Lau's sensibility embraces the coarse as well as the fine. He knows the stink of yesterday's piss in the alleyways, and notices what lies in the gutters, whether it's cherry blossoms or trash. He lets us in on the jokes he sees around him: the seagull droppings on the Piece of Cake bakery; the boy picking up a taro root and calling it his "chin chin," a child's word for penis. He makes the reader feel the itchy sensation of a winter melon's prickly hair on a hot summer day, or the smell of the brine and guts from the fish department, or the horrible grating of one customer's voice like that of an alley cat with "rusty razor blades sewn in its rump."And in some special poems like "three lumpy oranges" he finds the perfect words to transmute that coarseness into a severe beauty:

"At dumpster's bottom
three lumpy oranges
cool off
in a pool of fish blood"

Lau is intrigued by the human comedy around him. Why, he asks, does that man wear a cub scout hat that's one size too small, or the pudgy boy a "Hunk" t-shirt? Chinatown, he realizes, is as much about the two guys in baseball caps simultaneously yawning one morning across from Union Station as any carved stone lions guarding a stylized gate. My art history professor, Dr. John Fitzgibbon, used to say that there was more violence in the supermarket than in Vietnam. In a number of poems Lau shows that anger and aggression spilling out in the produce section: tired working women pushing and insulting each other as they scour over the river potatoes, the gambler's wife bossing the grocery workers, an annoyed woman waving away help as she unties bundles of bok choy to get at the heart of each.

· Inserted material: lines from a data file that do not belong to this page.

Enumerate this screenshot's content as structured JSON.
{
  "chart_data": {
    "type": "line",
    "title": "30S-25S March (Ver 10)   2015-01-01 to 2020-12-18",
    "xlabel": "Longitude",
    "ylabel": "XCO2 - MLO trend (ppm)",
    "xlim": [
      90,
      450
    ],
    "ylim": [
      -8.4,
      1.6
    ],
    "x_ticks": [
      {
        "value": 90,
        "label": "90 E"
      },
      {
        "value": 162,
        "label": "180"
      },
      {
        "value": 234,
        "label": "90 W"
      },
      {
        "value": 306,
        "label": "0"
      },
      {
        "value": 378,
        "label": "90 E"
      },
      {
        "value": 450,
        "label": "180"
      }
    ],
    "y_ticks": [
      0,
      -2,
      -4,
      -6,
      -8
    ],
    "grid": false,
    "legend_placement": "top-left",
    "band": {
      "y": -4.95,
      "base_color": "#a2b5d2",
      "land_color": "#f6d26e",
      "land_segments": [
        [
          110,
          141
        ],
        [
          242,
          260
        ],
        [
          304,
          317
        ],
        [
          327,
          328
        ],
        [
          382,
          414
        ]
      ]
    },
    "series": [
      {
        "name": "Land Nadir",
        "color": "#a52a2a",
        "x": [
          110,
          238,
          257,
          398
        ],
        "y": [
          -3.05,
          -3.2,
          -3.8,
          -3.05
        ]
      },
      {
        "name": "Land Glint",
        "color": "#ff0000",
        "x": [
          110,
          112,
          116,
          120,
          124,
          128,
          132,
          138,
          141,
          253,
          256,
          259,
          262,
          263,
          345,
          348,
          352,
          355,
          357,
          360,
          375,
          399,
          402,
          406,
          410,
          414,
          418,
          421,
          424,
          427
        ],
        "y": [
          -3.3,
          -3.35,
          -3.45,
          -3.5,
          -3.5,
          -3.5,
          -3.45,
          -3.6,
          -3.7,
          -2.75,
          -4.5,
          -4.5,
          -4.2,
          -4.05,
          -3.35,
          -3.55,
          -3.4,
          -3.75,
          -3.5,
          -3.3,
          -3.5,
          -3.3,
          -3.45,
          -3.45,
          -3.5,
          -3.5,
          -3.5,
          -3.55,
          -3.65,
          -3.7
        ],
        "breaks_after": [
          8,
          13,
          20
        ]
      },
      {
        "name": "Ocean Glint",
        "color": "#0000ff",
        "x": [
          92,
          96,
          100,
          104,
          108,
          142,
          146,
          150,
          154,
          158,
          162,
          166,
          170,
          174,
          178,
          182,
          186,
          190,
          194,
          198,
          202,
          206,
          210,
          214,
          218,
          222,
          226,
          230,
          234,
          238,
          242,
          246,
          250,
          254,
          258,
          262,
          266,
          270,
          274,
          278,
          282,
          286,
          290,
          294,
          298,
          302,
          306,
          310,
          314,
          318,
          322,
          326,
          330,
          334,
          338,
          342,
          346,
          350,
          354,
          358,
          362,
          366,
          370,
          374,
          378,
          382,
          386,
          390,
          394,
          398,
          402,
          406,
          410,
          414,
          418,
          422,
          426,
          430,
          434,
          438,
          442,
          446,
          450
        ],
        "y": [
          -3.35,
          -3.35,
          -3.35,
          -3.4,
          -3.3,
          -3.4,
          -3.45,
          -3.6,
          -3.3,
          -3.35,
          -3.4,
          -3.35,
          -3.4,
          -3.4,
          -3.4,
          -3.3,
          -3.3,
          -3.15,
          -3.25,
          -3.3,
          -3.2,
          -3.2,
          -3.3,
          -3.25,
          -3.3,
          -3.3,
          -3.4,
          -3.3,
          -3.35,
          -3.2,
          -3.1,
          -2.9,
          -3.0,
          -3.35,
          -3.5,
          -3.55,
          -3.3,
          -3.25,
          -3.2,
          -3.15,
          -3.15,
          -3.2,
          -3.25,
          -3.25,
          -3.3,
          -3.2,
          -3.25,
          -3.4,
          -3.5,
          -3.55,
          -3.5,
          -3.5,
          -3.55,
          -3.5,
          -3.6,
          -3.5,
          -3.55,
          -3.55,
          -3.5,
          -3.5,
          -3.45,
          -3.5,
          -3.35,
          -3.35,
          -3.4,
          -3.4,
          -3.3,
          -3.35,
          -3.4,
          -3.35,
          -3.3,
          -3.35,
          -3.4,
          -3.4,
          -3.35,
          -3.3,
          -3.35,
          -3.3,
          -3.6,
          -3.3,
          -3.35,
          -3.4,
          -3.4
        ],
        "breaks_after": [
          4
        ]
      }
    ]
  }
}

The most successful poems in Blues and Greens elegantly capture a haiku aesthetic in contemporary English. In the poems "winter melon," "green mustache," "frost warning," "bitter melon," "the end of spring," and "green onions" Lau arranges handfuls of common words to create moments of insightful beauty. For example, this is the full poem "green onions:"

"Sitting down to supper
the smell of a day's work
still rises from
my stained hands
to fill our soup bowl"

The poem resonates with a tender intensity; we know that moment, its smell and its feelings. As with all strong haiku, Lau reveals a single experience of the natural world and we remember that our lives are made of just such simple moments. And we realize that the more we pay attention, as Lau does, the more we live.

Lau's first published poems were in the exuberant joint collection The Buddha Bandits Down Highway 99, a 1978 book that also included work by poets Garrett Kaoru Hongo and Lawson Fusao Inada. Lau's Buddha Bandit pieces were either prose poems rich in historical detail or lyric poems that journeyed through geography and memory. In his second book, Songs for Jadina, published in 1980, Lau went deeper into his family's past, writing lyric poems of great emotional depth.

Now in Blues and Greens he's gazing at the elusive surface of the present moment, often capturing it but sometimes missing, as in the poem "the accident," which adds no insight to the dull story of a woman who slips in the produce section and ends up suing the store. Overall, this is a strong collection of poems. Like the eighteen gentle sumi-e interspersed among them, these poems transform customers and produce into art.